Japonlar İstanbul’un kabusa dönüşen trafiğine çözüm getirebilecek mi?

Bu soruları dün ajansın Ankara’daki temsilciliğine soruyorum.

Haberler iyi.

6 Aralık’ta, "Japon Uluslararası İşbirliği Ajansı" ile Kadir Topbaş arasında bir anlaşma imzalanıyor.

Anlaşma, belediye meclisinde onaylanmış.

Şimdi İçişleri Bakanlığı’nda onaylanması gerekiyor.

Ajansın verdiği bilgiye göre anlaşmanın onaylanması önümüzdeki ocak ayının sonunu bulabilir.

Bu arada Kentsel Tasarım Merkezi’nin Ulaşım Grubu da Japon ajansa trafikle ilgili istatistiki bilgiler hazırlıyor.

Bakalım.

Japonlar İstanbul trafiğini çözebilecek mi?

Türk sahibi Duralex’i kaybediyor mu

GEÇENLERDE bir okurumdan şöyle bir e-posta geldi:

"Geçen yıl Fransızların ünlü Fransız markası Duralex’i Türklere kaptırdığını yazmıştınız.
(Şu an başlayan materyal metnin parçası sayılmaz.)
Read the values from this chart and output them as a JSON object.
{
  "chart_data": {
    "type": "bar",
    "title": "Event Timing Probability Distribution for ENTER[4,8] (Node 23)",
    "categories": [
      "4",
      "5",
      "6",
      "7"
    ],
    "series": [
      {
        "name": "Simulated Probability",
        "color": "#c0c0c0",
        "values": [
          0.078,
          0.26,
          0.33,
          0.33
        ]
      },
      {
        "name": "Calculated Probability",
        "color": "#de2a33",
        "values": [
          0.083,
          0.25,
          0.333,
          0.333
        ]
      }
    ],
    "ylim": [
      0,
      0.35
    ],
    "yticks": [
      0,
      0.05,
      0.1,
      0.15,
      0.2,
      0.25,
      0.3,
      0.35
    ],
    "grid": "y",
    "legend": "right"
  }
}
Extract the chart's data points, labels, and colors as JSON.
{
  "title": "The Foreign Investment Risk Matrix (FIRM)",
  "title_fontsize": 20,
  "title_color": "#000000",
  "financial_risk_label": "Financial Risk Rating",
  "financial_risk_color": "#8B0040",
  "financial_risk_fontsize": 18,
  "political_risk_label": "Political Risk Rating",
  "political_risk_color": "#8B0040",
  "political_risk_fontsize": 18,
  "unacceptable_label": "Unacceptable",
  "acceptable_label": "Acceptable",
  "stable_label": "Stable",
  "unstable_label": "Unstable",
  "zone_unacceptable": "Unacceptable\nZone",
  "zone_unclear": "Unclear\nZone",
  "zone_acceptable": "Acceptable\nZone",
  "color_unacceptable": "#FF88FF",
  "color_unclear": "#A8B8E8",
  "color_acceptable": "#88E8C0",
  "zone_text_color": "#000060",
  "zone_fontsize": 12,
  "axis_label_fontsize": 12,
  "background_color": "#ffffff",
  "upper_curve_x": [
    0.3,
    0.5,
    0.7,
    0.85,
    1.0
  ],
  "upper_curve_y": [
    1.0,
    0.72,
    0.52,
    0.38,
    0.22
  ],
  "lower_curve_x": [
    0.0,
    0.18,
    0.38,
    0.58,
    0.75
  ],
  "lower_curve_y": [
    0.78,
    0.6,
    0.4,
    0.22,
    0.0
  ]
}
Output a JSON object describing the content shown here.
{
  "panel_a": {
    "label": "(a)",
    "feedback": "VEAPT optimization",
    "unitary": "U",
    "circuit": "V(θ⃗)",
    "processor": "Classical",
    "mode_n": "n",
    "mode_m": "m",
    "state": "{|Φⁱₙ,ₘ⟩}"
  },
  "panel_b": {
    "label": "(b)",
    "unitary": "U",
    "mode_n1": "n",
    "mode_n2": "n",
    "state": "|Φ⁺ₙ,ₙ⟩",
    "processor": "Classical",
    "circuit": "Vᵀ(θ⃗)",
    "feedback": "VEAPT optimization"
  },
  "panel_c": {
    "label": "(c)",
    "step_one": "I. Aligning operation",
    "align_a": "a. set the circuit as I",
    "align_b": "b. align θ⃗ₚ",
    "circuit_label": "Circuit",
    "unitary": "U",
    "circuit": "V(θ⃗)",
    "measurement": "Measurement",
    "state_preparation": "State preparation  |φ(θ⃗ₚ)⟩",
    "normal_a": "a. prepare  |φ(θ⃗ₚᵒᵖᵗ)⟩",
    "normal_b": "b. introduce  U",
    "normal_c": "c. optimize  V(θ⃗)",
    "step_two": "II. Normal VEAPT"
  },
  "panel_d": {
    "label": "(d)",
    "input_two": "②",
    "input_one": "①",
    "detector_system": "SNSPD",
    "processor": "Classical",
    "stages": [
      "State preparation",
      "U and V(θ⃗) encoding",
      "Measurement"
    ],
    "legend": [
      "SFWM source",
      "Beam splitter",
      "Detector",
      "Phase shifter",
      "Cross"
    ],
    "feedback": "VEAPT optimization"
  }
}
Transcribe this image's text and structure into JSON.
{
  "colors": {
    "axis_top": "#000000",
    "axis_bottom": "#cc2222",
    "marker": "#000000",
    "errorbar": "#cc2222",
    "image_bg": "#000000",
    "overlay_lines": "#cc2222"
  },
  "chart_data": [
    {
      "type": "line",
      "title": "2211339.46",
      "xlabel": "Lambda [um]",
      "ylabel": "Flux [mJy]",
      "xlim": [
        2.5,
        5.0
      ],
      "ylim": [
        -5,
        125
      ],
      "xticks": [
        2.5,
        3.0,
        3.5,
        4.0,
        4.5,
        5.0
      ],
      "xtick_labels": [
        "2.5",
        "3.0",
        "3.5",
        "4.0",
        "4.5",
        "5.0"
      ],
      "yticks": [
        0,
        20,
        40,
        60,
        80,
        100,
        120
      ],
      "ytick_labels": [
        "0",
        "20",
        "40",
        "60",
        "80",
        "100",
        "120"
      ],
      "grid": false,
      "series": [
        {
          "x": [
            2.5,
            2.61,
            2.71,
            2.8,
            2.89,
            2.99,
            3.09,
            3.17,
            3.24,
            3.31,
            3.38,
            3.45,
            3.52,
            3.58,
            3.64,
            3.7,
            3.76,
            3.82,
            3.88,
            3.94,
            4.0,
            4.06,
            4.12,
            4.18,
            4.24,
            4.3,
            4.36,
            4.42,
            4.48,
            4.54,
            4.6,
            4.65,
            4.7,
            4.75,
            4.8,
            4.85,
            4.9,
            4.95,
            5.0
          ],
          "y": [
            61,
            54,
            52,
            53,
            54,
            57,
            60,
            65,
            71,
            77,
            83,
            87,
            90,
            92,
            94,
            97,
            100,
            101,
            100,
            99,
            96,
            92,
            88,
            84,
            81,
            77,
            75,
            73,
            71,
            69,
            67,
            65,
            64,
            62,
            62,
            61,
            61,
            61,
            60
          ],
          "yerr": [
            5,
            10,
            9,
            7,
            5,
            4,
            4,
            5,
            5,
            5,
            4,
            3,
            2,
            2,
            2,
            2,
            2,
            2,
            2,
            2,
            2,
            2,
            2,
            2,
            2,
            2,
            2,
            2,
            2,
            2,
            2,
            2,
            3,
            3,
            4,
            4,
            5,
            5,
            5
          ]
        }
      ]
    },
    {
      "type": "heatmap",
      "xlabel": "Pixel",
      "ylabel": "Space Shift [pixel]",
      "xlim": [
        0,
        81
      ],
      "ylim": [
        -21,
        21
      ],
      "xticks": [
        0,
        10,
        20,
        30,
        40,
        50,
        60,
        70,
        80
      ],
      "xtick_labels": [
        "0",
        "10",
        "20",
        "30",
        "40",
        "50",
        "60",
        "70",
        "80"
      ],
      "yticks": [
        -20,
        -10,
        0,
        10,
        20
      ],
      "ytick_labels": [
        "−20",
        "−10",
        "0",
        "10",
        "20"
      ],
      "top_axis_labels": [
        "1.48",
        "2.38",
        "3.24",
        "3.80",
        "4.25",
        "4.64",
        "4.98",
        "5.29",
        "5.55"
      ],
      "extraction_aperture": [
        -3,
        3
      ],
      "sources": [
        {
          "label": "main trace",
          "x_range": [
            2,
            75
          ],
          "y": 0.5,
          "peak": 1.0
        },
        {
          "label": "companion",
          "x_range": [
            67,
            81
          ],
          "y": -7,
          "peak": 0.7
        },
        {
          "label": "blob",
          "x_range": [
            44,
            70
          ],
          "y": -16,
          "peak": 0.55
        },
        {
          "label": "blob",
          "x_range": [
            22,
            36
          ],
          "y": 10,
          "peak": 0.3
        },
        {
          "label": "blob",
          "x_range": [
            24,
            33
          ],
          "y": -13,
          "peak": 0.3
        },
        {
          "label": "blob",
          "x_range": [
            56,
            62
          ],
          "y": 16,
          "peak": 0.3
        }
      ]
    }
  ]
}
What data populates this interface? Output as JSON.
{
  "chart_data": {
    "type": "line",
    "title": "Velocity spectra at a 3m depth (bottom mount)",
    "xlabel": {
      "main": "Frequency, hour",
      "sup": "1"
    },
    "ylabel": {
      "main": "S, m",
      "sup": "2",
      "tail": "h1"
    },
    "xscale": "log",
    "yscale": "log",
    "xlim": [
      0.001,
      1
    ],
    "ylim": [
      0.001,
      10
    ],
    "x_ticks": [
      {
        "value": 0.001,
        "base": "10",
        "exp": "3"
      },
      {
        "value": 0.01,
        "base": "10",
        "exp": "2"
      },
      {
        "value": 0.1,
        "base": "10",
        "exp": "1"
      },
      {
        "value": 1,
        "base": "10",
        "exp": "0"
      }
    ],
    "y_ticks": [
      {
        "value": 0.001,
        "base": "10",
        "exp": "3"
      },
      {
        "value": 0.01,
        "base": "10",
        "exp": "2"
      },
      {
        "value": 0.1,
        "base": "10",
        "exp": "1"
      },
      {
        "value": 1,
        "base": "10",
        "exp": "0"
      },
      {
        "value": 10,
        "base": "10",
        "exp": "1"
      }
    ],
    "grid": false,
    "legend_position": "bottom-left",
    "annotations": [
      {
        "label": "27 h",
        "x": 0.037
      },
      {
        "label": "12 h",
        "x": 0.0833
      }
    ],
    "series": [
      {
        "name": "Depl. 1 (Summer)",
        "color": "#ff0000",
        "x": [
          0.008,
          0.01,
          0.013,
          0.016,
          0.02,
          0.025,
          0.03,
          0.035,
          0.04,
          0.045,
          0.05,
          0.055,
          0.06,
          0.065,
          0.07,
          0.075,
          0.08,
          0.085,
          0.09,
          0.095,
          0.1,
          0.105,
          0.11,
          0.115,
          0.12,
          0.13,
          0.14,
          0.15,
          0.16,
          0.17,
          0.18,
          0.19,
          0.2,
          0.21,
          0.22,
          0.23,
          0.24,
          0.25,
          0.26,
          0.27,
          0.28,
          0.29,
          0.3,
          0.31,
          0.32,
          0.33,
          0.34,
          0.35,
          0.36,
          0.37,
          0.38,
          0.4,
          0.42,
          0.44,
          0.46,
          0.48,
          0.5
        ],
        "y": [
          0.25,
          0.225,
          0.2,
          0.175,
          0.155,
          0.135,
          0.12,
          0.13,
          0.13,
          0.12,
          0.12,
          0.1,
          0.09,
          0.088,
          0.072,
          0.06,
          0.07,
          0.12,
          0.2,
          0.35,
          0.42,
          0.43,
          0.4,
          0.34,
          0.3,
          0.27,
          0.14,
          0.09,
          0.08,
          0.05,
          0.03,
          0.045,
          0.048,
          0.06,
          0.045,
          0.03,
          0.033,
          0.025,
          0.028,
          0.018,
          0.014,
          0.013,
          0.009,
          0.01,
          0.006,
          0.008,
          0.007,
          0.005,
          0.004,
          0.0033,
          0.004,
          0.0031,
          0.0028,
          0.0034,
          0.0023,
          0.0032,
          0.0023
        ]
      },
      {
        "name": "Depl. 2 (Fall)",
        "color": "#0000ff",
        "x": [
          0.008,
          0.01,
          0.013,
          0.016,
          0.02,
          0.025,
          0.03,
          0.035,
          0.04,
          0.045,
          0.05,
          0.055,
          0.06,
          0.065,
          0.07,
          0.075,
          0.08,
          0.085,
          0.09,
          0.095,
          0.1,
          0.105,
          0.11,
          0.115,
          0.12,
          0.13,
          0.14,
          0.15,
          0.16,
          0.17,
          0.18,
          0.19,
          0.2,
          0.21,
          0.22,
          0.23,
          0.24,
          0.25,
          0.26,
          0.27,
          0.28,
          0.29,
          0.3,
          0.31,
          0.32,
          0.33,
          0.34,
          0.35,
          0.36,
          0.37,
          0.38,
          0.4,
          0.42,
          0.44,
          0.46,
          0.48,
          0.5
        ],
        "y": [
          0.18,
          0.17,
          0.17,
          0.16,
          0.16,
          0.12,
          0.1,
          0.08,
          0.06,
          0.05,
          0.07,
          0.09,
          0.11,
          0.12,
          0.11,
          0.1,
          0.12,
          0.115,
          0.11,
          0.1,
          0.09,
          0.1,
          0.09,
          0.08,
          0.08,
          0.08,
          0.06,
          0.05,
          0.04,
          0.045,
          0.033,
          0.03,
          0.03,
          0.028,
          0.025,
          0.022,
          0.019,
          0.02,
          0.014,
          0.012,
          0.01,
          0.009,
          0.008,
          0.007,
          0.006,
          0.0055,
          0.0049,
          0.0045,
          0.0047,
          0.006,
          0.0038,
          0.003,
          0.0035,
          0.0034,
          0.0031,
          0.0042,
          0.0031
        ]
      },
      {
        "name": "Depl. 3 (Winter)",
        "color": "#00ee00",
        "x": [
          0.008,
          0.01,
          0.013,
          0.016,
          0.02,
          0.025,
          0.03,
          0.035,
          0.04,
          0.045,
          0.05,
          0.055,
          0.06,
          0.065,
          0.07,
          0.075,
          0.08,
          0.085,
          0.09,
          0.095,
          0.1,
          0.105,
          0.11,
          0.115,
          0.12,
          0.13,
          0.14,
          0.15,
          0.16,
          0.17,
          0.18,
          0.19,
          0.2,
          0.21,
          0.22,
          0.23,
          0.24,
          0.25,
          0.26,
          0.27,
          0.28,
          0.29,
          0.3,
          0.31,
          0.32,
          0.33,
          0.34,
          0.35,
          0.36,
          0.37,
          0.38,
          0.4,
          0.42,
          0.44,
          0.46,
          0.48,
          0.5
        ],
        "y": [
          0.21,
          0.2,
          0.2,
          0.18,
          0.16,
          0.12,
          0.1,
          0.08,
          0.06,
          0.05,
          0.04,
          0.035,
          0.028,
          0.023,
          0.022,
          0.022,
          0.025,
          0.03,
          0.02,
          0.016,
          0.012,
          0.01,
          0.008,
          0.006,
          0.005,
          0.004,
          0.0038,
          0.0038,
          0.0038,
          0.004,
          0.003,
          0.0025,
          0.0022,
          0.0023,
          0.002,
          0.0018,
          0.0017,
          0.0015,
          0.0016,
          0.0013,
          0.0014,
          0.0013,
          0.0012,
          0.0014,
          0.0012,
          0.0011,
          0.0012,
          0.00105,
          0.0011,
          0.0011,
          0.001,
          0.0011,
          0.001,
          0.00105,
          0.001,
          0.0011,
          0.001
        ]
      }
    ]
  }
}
Ancak Duralex’i satın alan Sinan Solmaz şimdi fabrikayı Almanlara kaptırmak üzere..."

E-postada başka bilgiler de vardı.

Türk yatırımcı, Orleans’daki Duralex fabrikasının devri sırasında mahkemeye önerdiği ödeme ve yapılandırma planına uymamış.

Fabrikada üretim durmuş.

Ham madde tedariği borçları nedeniyle bloke edilmiş.

Duralex’te neler olup bittiğine geçmeden önce küçük bir hatırlatma yapayım.

Fransa’nın en ünlü markalarından Duralex iki yıl önce İtalyan Bormioli Rocco firmasından 3 ortaklı bir şirkete geçiyor.

Ortaklardan biri Fransız, diğeri Yunanlı, üçüncüsü ise Sinan Solmaz.

40 yıldan beri zücaciye işinden olan Solmaz geçen yıl kasım ayında diğer ortakların hisselerini alıyor.

Orleans istinaf mahkemesine bir ödeme planı sunuyor.

Peki geçen bir yıl zarfında neler oluyor?

Sendikaların iddialarına göre, Solmaz yaklaşık 10 milyon dolarlık bir borca giriyor.

Borçtan elektrik dahi kesiliyor.

Fabrikanın müdürü istifa ediyor.

Bu arada tazminat talebinde bulunan işten çıkartılmış işçiler yeni müdürü 24 saat rehin alıyor.

Tam bir kaos.

Duralex işçileriyle dayanışma için sadece bir hafta sonu fabrikayı ziyaret edenlerin sayısı 20 bini buluyor.

Markanın Fransızlar için ne kadar önemli olduğunun göstergesi.

Duralex’i bir Türk satın aldığında ne kadar gurur duymuştuk.

Yazık ki işler bu raddeye gelmiş.

Avrupa’daki Türk yatırımcının imajı böyle olmamalıydı.